Soy chai’s represent all that is good in the world. SWEET NECTAR is what they are!! My absolute drink of sugary choice. I could drink a soy chai every day for every meal and never get tired of them. I tried something new the other day at Starbucks and rebuked myself for at least 2.5 hours after making that epic mistake. The only thing that could POSSIBLY substitute for a soy chai is a pumpkin spice latte, but those are only really good for the first two weeks of the season that they are offered and then the “new-toy” euphoria wears off like it’s the week after Christmas and I inevitably go back to what is comfortable.
Honest to God, I cant get enough of them. The Starbucks employees know me and my bank account hates me. I have experimented with making them from home and apparently they put something magical into the ones created in the store because I am unable to re-create their perfection.
True Life: I have an unhealthy relationship with soy chai's and I might need counseling. But in spite of all of those very true truths, I am so thankful for a soy chai at absolutely anytime of the day.
November 12: Sweat Pants
While I am being blatantly obvious, I might as well hit all the things you could see coming from a mile away. So in honor of my favorite article of clothing - which is, as you know, sweat pants - let’s thank God that there is an option of comfort so blissfully perfect as they are.

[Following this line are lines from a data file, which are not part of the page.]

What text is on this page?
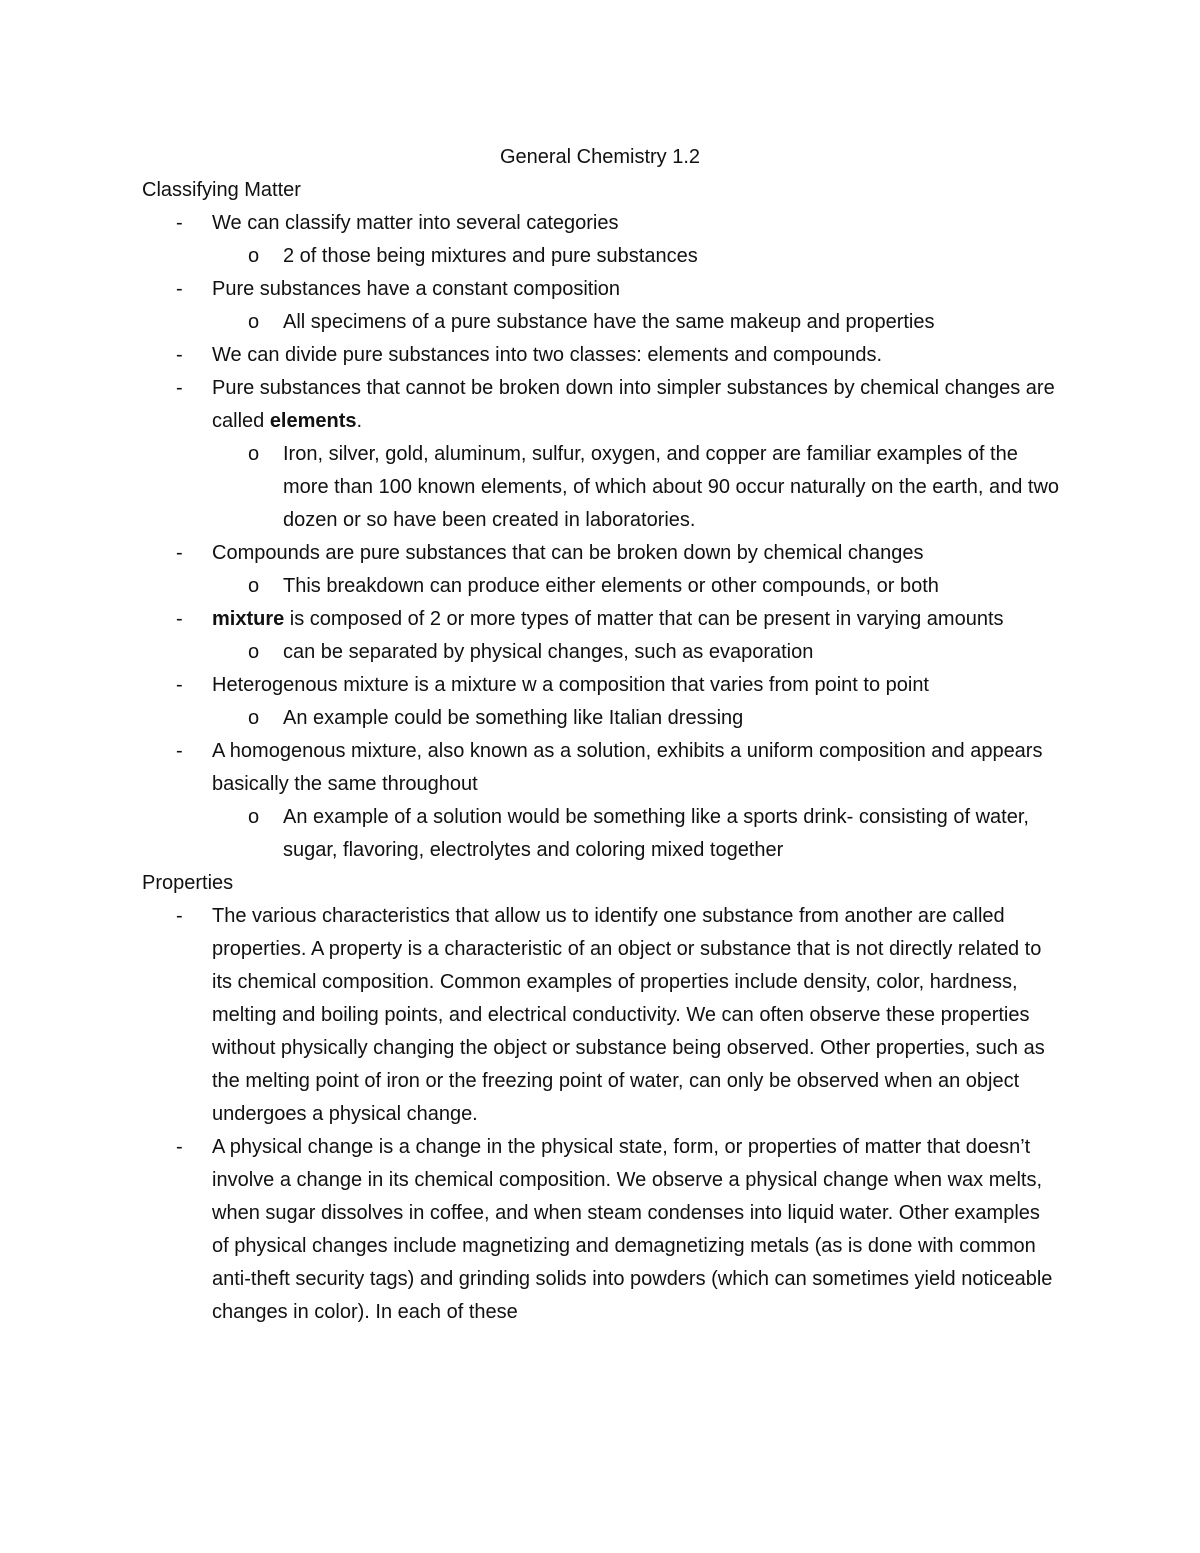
General Chemistry 1.2
Classifying Matter
- We can classify matter into several categories
o 2 of those being mixtures and pure substances
- Pure substances have a constant composition
o All specimens of a pure substance have the same makeup and properties
- We can divide pure substances into two classes: elements and compounds.
- Pure substances that cannot be broken down into simpler substances by chemical changes are called elements.
o Iron, silver, gold, aluminum, sulfur, oxygen, and copper are familiar examples of the more than 100 known elements, of which about 90 occur naturally on the earth, and two dozen or so have been created in laboratories.
- Compounds are pure substances that can be broken down by chemical changes
o This breakdown can produce either elements or other compounds, or both
- mixture is composed of 2 or more types of matter that can be present in varying amounts
o can be separated by physical changes, such as evaporation
- Heterogenous mixture is a mixture w a composition that varies from point to point
o An example could be something like Italian dressing
- A homogenous mixture, also known as a solution, exhibits a uniform composition and appears basically the same throughout
o An example of a solution would be something like a sports drink- consisting of water, sugar, flavoring, electrolytes and coloring mixed together
Properties
- The various characteristics that allow us to identify one substance from another are called properties. A property is a characteristic of an object or substance that is not directly related to its chemical composition. Common examples of properties include density, color, hardness, melting and boiling points, and electrical conductivity. We can often observe these properties without physically changing the object or substance being observed. Other properties, such as the melting point of iron or the freezing point of water, can only be observed when an object undergoes a physical change.
- A physical change is a change in the physical state, form, or properties of matter that doesn’t involve a change in its chemical composition. We observe a physical change when wax melts, when sugar dissolves in coffee, and when steam condenses into liquid water. Other examples of physical changes include magnetizing and demagnetizing metals (as is done with common anti-theft security tags) and grinding solids into powders (which can sometimes yield noticeable changes in color). In each of these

I have no problem admitting to you that I feel most confident in my sweat pants. I am not above that. I love them. I love them so much that I don’t have adequate words for how much I adore them. I can be out of my work clothes and into my sweatpants before I even get to my car in the parking garage. That’s right, people…sometimes I change into my sweatpants in the bathroom of my place of work so that I can make the drive home most comfortably. Get over it. It happens. And some days by 5PM, I am in a fragile state of mind emotionally and I don’t need the un-comfort of slacks to add anything else to that. Enough is ENOUGH!!!
I have favorite pairs like the blue ones that I stole from Bethany, the Theta sweats from my first year in my sorority, or my ALL TIME FAVORITE – the black and gold Mizzou sweats that were a gift from Savannah when I shattered my face playing intramural sports. (low point)
Seriously though, I could wear those bad boys every day if I wanted to. And there would be nothing you could do about it. Or maybe I should say: ’I would wear those bad boys every day if I could’ because in all actuality my boss would probably fire me if I showed up in sweats. But I think they are especially cute. And I think I look good in some baggy sweatpants. I can rock them like few people that I know. And just you wait - someday I am going to find a real special boy who loves me in spite of those pants. Maybe even because of them. And man oh man, will I love him forever and ever and ever!!!! Lord knows we are already praying for his heart and his dear sweet precious soul. God love (READ: help) him.
Anyways, things could be worse right? Let's be thankful for both the sweat pants and the fact that they are not the worst vice I could have.